Summary
Flex Ltd. (FLEX) has announced the successful closing of a significant debt offering, raising a total of $750 million. This issuance comprises $150 million in additional 5.250% Notes due 2032, which will be consolidated with existing notes, and $600 million in new 5.375% Notes due 2035. The offering was conducted under the company's previously established shelf registration statement. This debt issuance provides Flex with additional capital, the specific use of which is not detailed in this filing but is typical for funding operations, strategic initiatives, or refinancing existing debt. The notes are senior unsecured obligations, ranking equally with other existing senior unsecured debt. Investors should note the maturity dates of 2032 and 2035, the specified interest rates, and the company's option to redeem these notes. The indenture agreements include customary covenants that may restrict certain corporate actions, such as incurring liens or merging, with standard exceptions.
Key Highlights
- 1Completed a $750 million debt offering consisting of $150 million of 5.250% Notes due 2032 and $600 million of 5.375% Notes due 2035.

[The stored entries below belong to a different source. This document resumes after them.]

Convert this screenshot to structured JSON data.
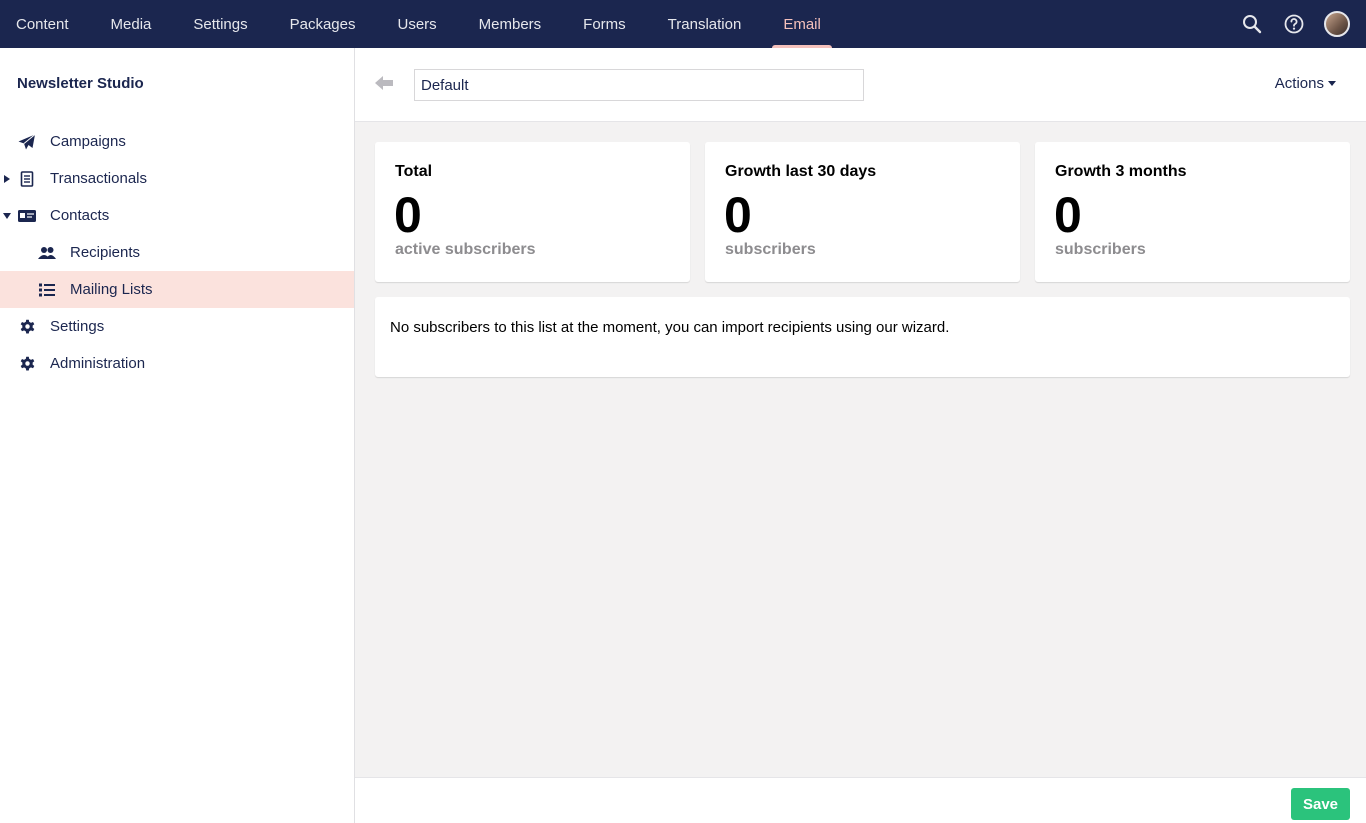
{
  "topnav": {
    "items": [
      {
        "label": "Content"
      },
      {
        "label": "Media"
      },
      {
        "label": "Settings"
      },
      {
        "label": "Packages"
      },
      {
        "label": "Users"
      },
      {
        "label": "Members"
      },
      {
        "label": "Forms"
      },
      {
        "label": "Translation"
      },
      {
        "label": "Email",
        "active": true
      }
    ],
    "icons": [
      "search-icon",
      "help-icon",
      "user-avatar"
    ]
  },
  "sidebar": {
    "title": "Newsletter Studio",
    "items": [
      {
        "label": "Campaigns",
        "icon": "paper-plane-icon"
      },
      {
        "label": "Transactionals",
        "icon": "receipt-icon",
        "caret": "right"
      },
      {
        "label": "Contacts",
        "icon": "id-card-icon",
        "caret": "down"
      },
      {
        "label": "Recipients",
        "icon": "users-icon"
      },
      {
        "label": "Mailing Lists",
        "icon": "list-icon",
        "selected": true
      },
      {
        "label": "Settings",
        "icon": "gear-icon"
      },
      {
        "label": "Administration",
        "icon": "gear-icon"
      }
    ]
  },
  "header": {
    "name_value": "Default",
    "actions_label": "Actions"
  },
  "stats": [
    {
      "title": "Total",
      "value": "0",
      "subtitle": "active subscribers"
    },
    {
      "title": "Growth last 30 days",
      "value": "0",
      "subtitle": "subscribers"
    },
    {
      "title": "Growth 3 months",
      "value": "0",
      "subtitle": "subscribers"
    }
  ],
  "empty_message": "No subscribers to this list at the moment, you can import recipients using our wizard.",
  "footer": {
    "save_label": "Save"
  },
  "colors": {
    "topbar": "#1b264f",
    "active_nav": "#f5c1bc",
    "selected_item": "#fbe2dd",
    "save": "#2bc37c"
  }
}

- 2The Additional 2032 Notes will be consolidated with and form a single series with existing 2032 Notes.
- 3Offering was conducted under a previously filed Form S-3 shelf registration statement.
- 4Notes are senior unsecured obligations, ranking pari passu with other senior unsecured indebtedness.
- 5Maturity dates for the new notes are January 15, 2032 (for the Additional 2032 Notes) and November 13, 2035 (for the 2035 Notes).
- 6The company has the option to redeem the notes prior to maturity, and holders have a change of control repurchase right.
- 7Indentures contain customary covenants, events of default, and other standard provisions.